Synthesis of poly(ɛ-caprolactone) nanospheres in the presence of the protective agent poly(glutamic acid) and their cytotoxicity, genotoxicity and ability to induce oxidative stress in HepG2 cells

Nanospheres of poly(ɛ-caprolactone) (PCL) with sizes smaller than 200 nm were produced by combining the freeze drying method and the physicochemical solvent/non-solvent approach. The influence of various types of cryoprotectants (poly(glutamic acid) (PGA) or sacharose) and their concentrations on the outcome of freeze-dried poly(ɛ-caprolactone) particles was evaluated.

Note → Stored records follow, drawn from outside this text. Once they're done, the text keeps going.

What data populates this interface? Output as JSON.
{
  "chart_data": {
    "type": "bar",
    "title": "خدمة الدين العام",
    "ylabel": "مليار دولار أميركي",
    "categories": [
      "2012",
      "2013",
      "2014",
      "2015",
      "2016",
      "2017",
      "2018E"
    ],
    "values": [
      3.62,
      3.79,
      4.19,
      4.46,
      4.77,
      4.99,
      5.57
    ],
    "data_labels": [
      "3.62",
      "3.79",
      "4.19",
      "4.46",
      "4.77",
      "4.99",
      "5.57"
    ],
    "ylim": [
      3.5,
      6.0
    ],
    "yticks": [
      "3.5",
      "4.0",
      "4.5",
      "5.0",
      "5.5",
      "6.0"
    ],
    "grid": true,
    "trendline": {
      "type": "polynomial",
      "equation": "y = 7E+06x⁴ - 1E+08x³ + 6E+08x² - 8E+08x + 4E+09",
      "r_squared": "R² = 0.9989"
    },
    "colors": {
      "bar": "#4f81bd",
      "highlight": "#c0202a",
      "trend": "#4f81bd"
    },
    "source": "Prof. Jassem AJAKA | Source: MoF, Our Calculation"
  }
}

The physiochemical properties, structural and morphological characteristics of thereby obtained PCL particles were determined by scanning electron microscopy (SEM) and Fourier transform infrared spectroscopy (FTIR). The cytotoxicity of the samples was examined by the 3-(4,5-dimethylthiazol-2-yl)-2,5-diphenyltetrazolium bromide assay (MTT assay). The formation of intracellular reactive oxygen species was measured spectrophotometrically using a fluorescent probe (DCFH-DA assay). In addition, the genotoxic response of PCL particles obtained using PGA as a cryoprotectant was investigated by the Comet assay. This paper focuses on the role of PGA in the synthesis of PCL particles and demonstrates that PGA plays a dual role in the synthesis, i.e. it acts as a stabilizer but also as a cryoprotective agent. The sufficient and optimal concentration of PGA for producing uniform, spherical but also biocompatible PCL nanoparticles is established to be 0.05%.